Sobald es Medikamente gibt , die dauerhaft die Produktion von Serotonin anregen oder operations Verfahren , werden Psychotherapie wohl überflüssig sein.
Mein Arbeitgeber hat bereits einige neue Durchbrüche in der Behandlung diverser Erkrankungen erzielt. Neue Behandlungsmethoden werden kommen. ....

20.06.2015 13:08 • #49


Zitat von Serthralinn:
Dass Antidepressiva ihre Wirksamkeit verlieren kann ich nicht bestätigen.

Es muss auch nicht auftreten.
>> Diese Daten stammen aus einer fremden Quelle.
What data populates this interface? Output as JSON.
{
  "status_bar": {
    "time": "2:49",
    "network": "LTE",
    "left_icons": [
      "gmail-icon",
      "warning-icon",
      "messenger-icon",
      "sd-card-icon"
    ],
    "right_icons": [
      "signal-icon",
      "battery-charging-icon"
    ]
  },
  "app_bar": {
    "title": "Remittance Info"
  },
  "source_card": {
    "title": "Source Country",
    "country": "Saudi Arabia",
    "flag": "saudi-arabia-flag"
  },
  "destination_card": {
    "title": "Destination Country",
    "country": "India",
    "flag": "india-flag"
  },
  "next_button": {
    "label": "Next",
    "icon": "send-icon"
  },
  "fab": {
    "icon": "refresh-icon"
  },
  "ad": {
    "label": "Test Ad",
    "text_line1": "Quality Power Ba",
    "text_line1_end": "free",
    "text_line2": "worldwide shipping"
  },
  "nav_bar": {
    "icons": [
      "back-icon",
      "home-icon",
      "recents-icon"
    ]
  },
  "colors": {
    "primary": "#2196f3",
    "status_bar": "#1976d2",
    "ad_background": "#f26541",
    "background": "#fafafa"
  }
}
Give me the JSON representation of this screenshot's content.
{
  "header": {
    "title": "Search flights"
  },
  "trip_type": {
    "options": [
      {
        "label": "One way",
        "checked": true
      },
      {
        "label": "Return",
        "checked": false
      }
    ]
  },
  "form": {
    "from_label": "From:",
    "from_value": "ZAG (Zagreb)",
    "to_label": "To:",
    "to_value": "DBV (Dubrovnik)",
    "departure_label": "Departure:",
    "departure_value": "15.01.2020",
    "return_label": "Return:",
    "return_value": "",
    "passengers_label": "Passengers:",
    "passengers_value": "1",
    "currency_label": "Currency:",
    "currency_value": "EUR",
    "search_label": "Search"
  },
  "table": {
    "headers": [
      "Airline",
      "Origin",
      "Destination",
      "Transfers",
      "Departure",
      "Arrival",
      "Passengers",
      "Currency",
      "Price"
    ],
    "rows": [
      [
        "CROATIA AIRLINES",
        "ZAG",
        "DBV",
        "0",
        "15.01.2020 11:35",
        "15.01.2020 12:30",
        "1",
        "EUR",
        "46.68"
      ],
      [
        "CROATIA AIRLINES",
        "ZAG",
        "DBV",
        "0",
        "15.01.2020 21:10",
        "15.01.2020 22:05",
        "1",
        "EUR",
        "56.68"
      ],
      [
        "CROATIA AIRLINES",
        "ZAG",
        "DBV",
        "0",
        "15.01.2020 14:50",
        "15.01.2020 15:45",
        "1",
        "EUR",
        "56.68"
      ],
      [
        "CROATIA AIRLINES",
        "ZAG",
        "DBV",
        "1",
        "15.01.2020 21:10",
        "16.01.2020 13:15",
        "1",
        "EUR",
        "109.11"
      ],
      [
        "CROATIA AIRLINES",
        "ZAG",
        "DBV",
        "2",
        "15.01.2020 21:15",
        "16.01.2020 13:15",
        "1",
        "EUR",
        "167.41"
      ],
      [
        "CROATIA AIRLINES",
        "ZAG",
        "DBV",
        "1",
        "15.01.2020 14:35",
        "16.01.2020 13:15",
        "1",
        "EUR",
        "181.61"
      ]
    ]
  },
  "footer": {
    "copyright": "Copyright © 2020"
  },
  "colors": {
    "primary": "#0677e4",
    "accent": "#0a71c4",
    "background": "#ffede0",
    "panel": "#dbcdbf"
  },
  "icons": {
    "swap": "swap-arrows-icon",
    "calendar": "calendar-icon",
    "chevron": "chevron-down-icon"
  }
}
Gibt Leute, die kommen Jahrzehnte mit ein- und demselben Medikament und Dosierung aus.
Gibt aber auch andere Fälle.

Zitat:
Sobald es Medikamente gibt , die dauerhaft die Produktion von Serotonin anregen oder operations Verfahren , werden Psychotherapie wohl überflüssig sein.

Halte ich jedenfalls für 100x wahrscheinlicher als umgekehrt.

Zitat:
Neue Behandlungsmethoden werden kommen.

Er erinnere mich noch an so ein Antidepressiv-Spray für US-Soldaten.
http://www.businessinsider.com/suicide- ... 012-8?IR=T

20.06.2015 13:47 • #50


Ganz schön heftig was hier so geschrieben wird. Ich denke mal daß alle, die Panikattacken oder Depressionen bekommen haben, verharren nicht nur auf den Medikamenten und leben froh weiter. Ich kann für mich selber sagen, daß ich sehr viel getan und versucht habe. Ich kenne die Gründe das genau, warum ich Panikattacken bekommen habe. Aber das Leben ist leider kein Ponyhof, daß ich so einfach die Gründe dafür abstellen kann. Denn so leicht ist das Leben leider nicht.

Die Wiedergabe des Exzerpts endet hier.